DIOB
3. Hoe verloopt een integriteitsonderzoek?
Het integriteitsonderzoek wordt opgestart en uitgevoerd na een (individueel) besluit van de burgemeester, en onder diens gezag en verantwoordelijkheid.[1]
Het integriteitsonderzoek wordt gevoerd binnen een termijn van 50 werkdagen, die aanvangt op de eerste werkdag volgend op het besluit van de burgemeester.

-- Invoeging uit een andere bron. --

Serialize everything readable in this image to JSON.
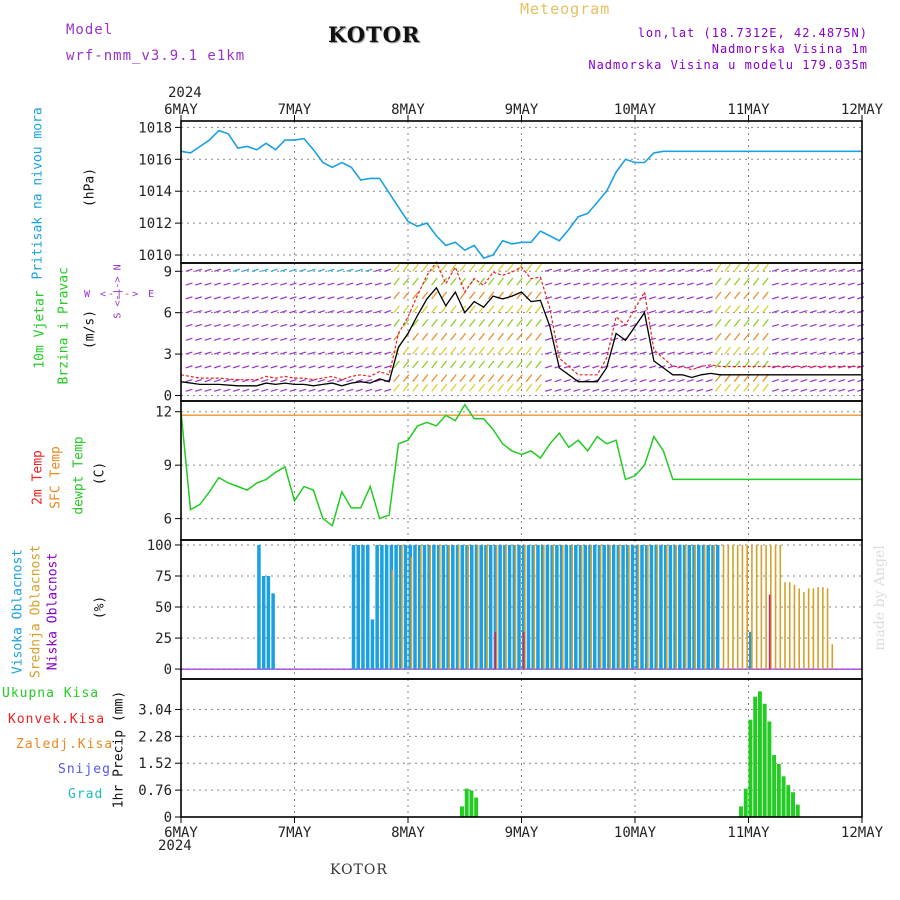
{
  "header": {
    "model_label": "Model",
    "model_name": "wrf-nmm_v3.9.1 e1km",
    "title": "KOTOR",
    "meteogram_label": "Meteogram",
    "lonlat": "lon,lat (18.7312E, 42.4875N)",
    "elevation": "Nadmorska Visina 1m",
    "model_elevation": "Nadmorska Visina u modelu 179.035m",
    "footer_title": "KOTOR",
    "watermark": "made by Angel"
  },
  "colors": {
    "cyan": "#1ba1e2",
    "green": "#22cc22",
    "red": "#ee2222",
    "orange": "#ee8822",
    "purple": "#9933cc",
    "tan": "#e8c060",
    "goldenrod": "#d8a02a",
    "blue": "#5555ee",
    "teal": "#22bbbb",
    "violet": "#8800cc"
  },
  "time_axis": {
    "year": "2024",
    "days": [
      "6MAY",
      "7MAY",
      "8MAY",
      "9MAY",
      "10MAY",
      "11MAY",
      "12MAY"
    ]
  },
  "panels": {
    "pressure": {
      "label1": "Pritisak na nivou mora",
      "unit": "(hPa)"
    },
    "wind": {
      "label1": "10m Vjetar",
      "label2": "Brzina i Pravac",
      "unit": "(m/s)",
      "compass_ns": "S <-|-> N",
      "compass_we": "W <-|-> E"
    },
    "temp": {
      "label1": "2m Temp",
      "label2": "SFC Temp",
      "label3": "dewpt Temp",
      "unit": "(C)"
    },
    "cloud": {
      "label1": "Visoka Oblacnost",
      "label2": "Srednja Oblacnost",
      "label3": "Niska Oblacnost",
      "unit": "(%)"
    },
    "precip": {
      "label1": "Ukupna Kisa",
      "label2": "Konvek.Kisa",
      "label3": "Zaledj.Kisa",
      "label4": "Snijeg",
      "label5": "Grad",
      "unit": "1hr Precip (mm)"
    }
  },
  "chart_data": [
    {
      "type": "line",
      "name": "pressure",
      "ylim": [
        1009.5,
        1018.4
      ],
      "yticks": [
        "1010",
        "1012",
        "1014",
        "1016",
        "1018"
      ],
      "x": [
        0,
        2,
        4,
        6,
        8,
        10,
        12,
        14,
        16,
        18,
        20,
        22,
        24,
        26,
        28,
        30,
        32,
        34,
        36,
        38,
        40,
        42,
        44,
        46,
        48,
        50,
        52,
        54,
        56,
        58,
        60,
        62,
        64,
        66,
        68,
        70,
        72,
        74,
        76,
        78,
        80,
        82,
        84,
        86,
        88,
        90,
        92,
        94,
        96,
        98,
        100,
        102,
        104,
        106,
        108,
        110,
        112,
        114,
        116,
        118,
        120,
        122,
        124,
        126,
        128,
        130,
        132,
        134,
        136,
        138,
        140,
        142,
        144
      ],
      "values": [
        1016.5,
        1016.4,
        1016.8,
        1017.2,
        1017.8,
        1017.6,
        1016.7,
        1016.8,
        1016.6,
        1017.0,
        1016.6,
        1017.2,
        1017.2,
        1017.3,
        1016.6,
        1015.8,
        1015.5,
        1015.8,
        1015.5,
        1014.7,
        1014.8,
        1014.8,
        1013.9,
        1013.0,
        1012.1,
        1011.8,
        1012.0,
        1011.2,
        1010.6,
        1010.8,
        1010.3,
        1010.6,
        1009.8,
        1010.0,
        1010.9,
        1010.7,
        1010.8,
        1010.8,
        1011.5,
        1011.2,
        1010.9,
        1011.6,
        1012.4,
        1012.6,
        1013.3,
        1014.0,
        1015.2,
        1016.0,
        1015.8,
        1015.8,
        1016.4,
        1016.5,
        1016.5,
        1016.5,
        1016.5,
        1016.5,
        1016.5,
        1016.5,
        1016.5,
        1016.5,
        1016.5,
        1016.5,
        1016.5,
        1016.5,
        1016.5,
        1016.5,
        1016.5,
        1016.5,
        1016.5,
        1016.5,
        1016.5,
        1016.5,
        1016.5
      ]
    },
    {
      "type": "line",
      "name": "wind",
      "ylim": [
        -0.4,
        9.6
      ],
      "yticks": [
        "0",
        "3",
        "6",
        "9"
      ],
      "series": [
        {
          "values_x": [
            0,
            4,
            8,
            12,
            16,
            18,
            20,
            22,
            24,
            26,
            28,
            30,
            32,
            34,
            36,
            38,
            40,
            42,
            44,
            46,
            48,
            50,
            52,
            54,
            56,
            58,
            60,
            62,
            64,
            66,
            68,
            70,
            72,
            74,
            76,
            78,
            80,
            82,
            84,
            86,
            88,
            90,
            92,
            94,
            96,
            98,
            100,
            102,
            104,
            106,
            108,
            110,
            112,
            114,
            116,
            118,
            120,
            122,
            124,
            126,
            128,
            130,
            132,
            134,
            136,
            138,
            140,
            142,
            144
          ],
          "values": [
            1.0,
            0.8,
            0.8,
            0.7,
            0.7,
            0.9,
            0.8,
            0.9,
            0.8,
            0.8,
            0.7,
            0.8,
            0.9,
            0.7,
            0.9,
            1.0,
            0.9,
            1.2,
            1.0,
            3.5,
            4.5,
            5.8,
            7.0,
            7.8,
            6.5,
            7.5,
            6.0,
            6.8,
            6.4,
            7.2,
            7.0,
            7.2,
            7.5,
            6.8,
            6.9,
            5.0,
            2.0,
            1.5,
            1.0,
            1.0,
            1.0,
            2.0,
            4.5,
            4.0,
            5.0,
            6.0,
            2.5,
            2.0,
            1.5,
            1.5,
            1.3,
            1.5,
            1.6,
            1.5,
            1.5,
            1.5,
            1.5,
            1.5,
            1.5,
            1.5,
            1.5,
            1.5,
            1.5,
            1.5,
            1.5,
            1.5,
            1.5,
            1.5,
            1.5
          ]
        }
      ]
    },
    {
      "type": "line",
      "name": "temperature",
      "ylim": [
        4.8,
        12.6
      ],
      "yticks": [
        "6",
        "9",
        "12"
      ],
      "sfc_temp": 11.8,
      "x": [
        0,
        2,
        4,
        6,
        8,
        10,
        12,
        14,
        16,
        18,
        20,
        22,
        24,
        26,
        28,
        30,
        32,
        34,
        36,
        38,
        40,
        42,
        44,
        46,
        48,
        50,
        52,
        54,
        56,
        58,
        60,
        62,
        64,
        66,
        68,
        70,
        72,
        74,
        76,
        78,
        80,
        82,
        84,
        86,
        88,
        90,
        92,
        94,
        96,
        98,
        100,
        102,
        104,
        106,
        108,
        110,
        112,
        114,
        116,
        118,
        120,
        122,
        124,
        126,
        128,
        130,
        132,
        134,
        136,
        138,
        140,
        142,
        144
      ],
      "values": [
        12.0,
        6.5,
        6.8,
        7.5,
        8.3,
        8.0,
        7.8,
        7.6,
        8.0,
        8.2,
        8.6,
        8.9,
        7.0,
        7.8,
        7.6,
        6.0,
        5.6,
        7.5,
        6.6,
        6.6,
        7.8,
        6.0,
        6.2,
        10.2,
        10.4,
        11.2,
        11.4,
        11.2,
        11.8,
        11.5,
        12.4,
        11.6,
        11.6,
        11.0,
        10.2,
        9.8,
        9.6,
        9.8,
        9.4,
        10.2,
        10.8,
        10.0,
        10.4,
        9.8,
        10.6,
        10.2,
        10.4,
        8.2,
        8.4,
        9.0,
        10.6,
        9.8,
        8.2,
        8.2,
        8.2,
        8.2,
        8.2,
        8.2,
        8.2,
        8.2,
        8.2,
        8.2,
        8.2,
        8.2,
        8.2,
        8.2,
        8.2,
        8.2,
        8.2,
        8.2,
        8.2,
        8.2,
        8.2
      ]
    },
    {
      "type": "bar",
      "name": "cloud",
      "ylim": [
        -8,
        104
      ],
      "yticks": [
        "0",
        "25",
        "50",
        "75",
        "100"
      ],
      "high": [
        [
          16,
          100
        ],
        [
          17,
          75
        ],
        [
          18,
          75
        ],
        [
          19,
          61
        ],
        [
          36,
          100
        ],
        [
          37,
          100
        ],
        [
          38,
          100
        ],
        [
          39,
          100
        ],
        [
          40,
          40
        ],
        [
          41,
          100
        ],
        [
          42,
          100
        ],
        [
          43,
          100
        ],
        [
          44,
          100
        ],
        [
          45,
          100
        ],
        [
          46,
          100
        ],
        [
          47,
          100
        ],
        [
          48,
          100
        ],
        [
          49,
          100
        ],
        [
          50,
          100
        ],
        [
          51,
          100
        ],
        [
          52,
          100
        ],
        [
          53,
          100
        ],
        [
          54,
          100
        ],
        [
          55,
          100
        ],
        [
          56,
          100
        ],
        [
          57,
          100
        ],
        [
          58,
          100
        ],
        [
          59,
          100
        ],
        [
          60,
          100
        ],
        [
          61,
          100
        ],
        [
          62,
          100
        ],
        [
          63,
          100
        ],
        [
          64,
          100
        ],
        [
          65,
          100
        ],
        [
          66,
          100
        ],
        [
          67,
          100
        ],
        [
          68,
          100
        ],
        [
          69,
          100
        ],
        [
          70,
          100
        ],
        [
          71,
          100
        ],
        [
          72,
          100
        ],
        [
          73,
          100
        ],
        [
          74,
          100
        ],
        [
          75,
          100
        ],
        [
          76,
          100
        ],
        [
          77,
          100
        ],
        [
          78,
          100
        ],
        [
          79,
          100
        ],
        [
          80,
          100
        ],
        [
          81,
          100
        ],
        [
          82,
          100
        ],
        [
          83,
          100
        ],
        [
          84,
          100
        ],
        [
          85,
          100
        ],
        [
          86,
          100
        ],
        [
          87,
          100
        ],
        [
          88,
          100
        ],
        [
          89,
          100
        ],
        [
          90,
          100
        ],
        [
          91,
          100
        ],
        [
          92,
          100
        ],
        [
          93,
          100
        ],
        [
          94,
          100
        ],
        [
          95,
          100
        ],
        [
          96,
          100
        ],
        [
          97,
          100
        ],
        [
          98,
          100
        ],
        [
          99,
          100
        ],
        [
          100,
          100
        ],
        [
          101,
          100
        ],
        [
          102,
          100
        ],
        [
          103,
          100
        ],
        [
          104,
          100
        ],
        [
          105,
          100
        ],
        [
          106,
          100
        ],
        [
          107,
          100
        ],
        [
          108,
          100
        ],
        [
          109,
          100
        ],
        [
          110,
          100
        ],
        [
          111,
          100
        ],
        [
          112,
          100
        ],
        [
          113,
          100
        ],
        [
          120,
          30
        ]
      ],
      "mid": [
        [
          44,
          80
        ],
        [
          46,
          100
        ],
        [
          48,
          90
        ],
        [
          50,
          100
        ],
        [
          52,
          100
        ],
        [
          54,
          100
        ],
        [
          56,
          100
        ],
        [
          58,
          100
        ],
        [
          60,
          100
        ],
        [
          62,
          100
        ],
        [
          64,
          100
        ],
        [
          66,
          100
        ],
        [
          68,
          100
        ],
        [
          70,
          100
        ],
        [
          72,
          100
        ],
        [
          74,
          100
        ],
        [
          76,
          100
        ],
        [
          78,
          100
        ],
        [
          80,
          100
        ],
        [
          82,
          100
        ],
        [
          84,
          100
        ],
        [
          86,
          100
        ],
        [
          88,
          100
        ],
        [
          90,
          100
        ],
        [
          92,
          100
        ],
        [
          94,
          100
        ],
        [
          96,
          100
        ],
        [
          98,
          100
        ],
        [
          100,
          100
        ],
        [
          102,
          100
        ],
        [
          104,
          100
        ],
        [
          106,
          100
        ],
        [
          108,
          100
        ],
        [
          110,
          100
        ],
        [
          112,
          100
        ],
        [
          114,
          100
        ],
        [
          115,
          100
        ],
        [
          116,
          100
        ],
        [
          117,
          100
        ],
        [
          118,
          100
        ],
        [
          119,
          100
        ],
        [
          120,
          100
        ],
        [
          121,
          100
        ],
        [
          122,
          100
        ],
        [
          123,
          100
        ],
        [
          124,
          100
        ],
        [
          125,
          100
        ],
        [
          126,
          100
        ],
        [
          127,
          70
        ],
        [
          128,
          70
        ],
        [
          129,
          68
        ],
        [
          130,
          65
        ],
        [
          131,
          62
        ],
        [
          132,
          65
        ],
        [
          133,
          65
        ],
        [
          134,
          66
        ],
        [
          135,
          66
        ],
        [
          136,
          65
        ],
        [
          137,
          20
        ]
      ],
      "low": [
        [
          66,
          30
        ],
        [
          72,
          30
        ],
        [
          124,
          60
        ]
      ]
    },
    {
      "type": "bar",
      "name": "precip",
      "ylim": [
        0,
        3.9
      ],
      "yticks": [
        "0",
        "0.76",
        "1.52",
        "2.28",
        "3.04"
      ],
      "x": [
        59,
        60,
        61,
        62,
        118,
        119,
        120,
        121,
        122,
        123,
        124,
        125,
        126,
        127,
        128,
        129,
        130
      ],
      "values": [
        0.3,
        0.8,
        0.75,
        0.55,
        0.3,
        0.8,
        2.75,
        3.4,
        3.55,
        3.2,
        2.7,
        1.75,
        1.5,
        1.15,
        0.9,
        0.7,
        0.35
      ]
    }
  ]
}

De termijn kan eenmaal worden verlengd met 30 werkdagen.[2]
Het integriteitsonderzoek houdt in dat de gemeente[3]:
- in elk geval het Centraal Register van Integriteitsonderzoeken consulteert (dat de beslissingen bevat van gemeenten tot weigering, schorsing of opheffing van de vestigings- of uitbatingsvergunning of tot sluiting van de inrichting overeenkomstig de wet bestuurlijke handhaving) (dit is dus de enige verplichte stap);
- een advies kan vragen aan de lokale politie;
- alle eigen relevante gemeentelijke gegevensbanken en diensten kan consulteren;
- het strafregister kan consulteren[4];
- alle publiek toegankelijke gegevensbanken, met inbegrip van de publiek gemaakte gegevens op sociale media, kan consulteren;
- het Arrondissementeel Informatie- en Expertisecentrum[5] kan consulteren;
- de gerechtelijke overheden kan consulteren.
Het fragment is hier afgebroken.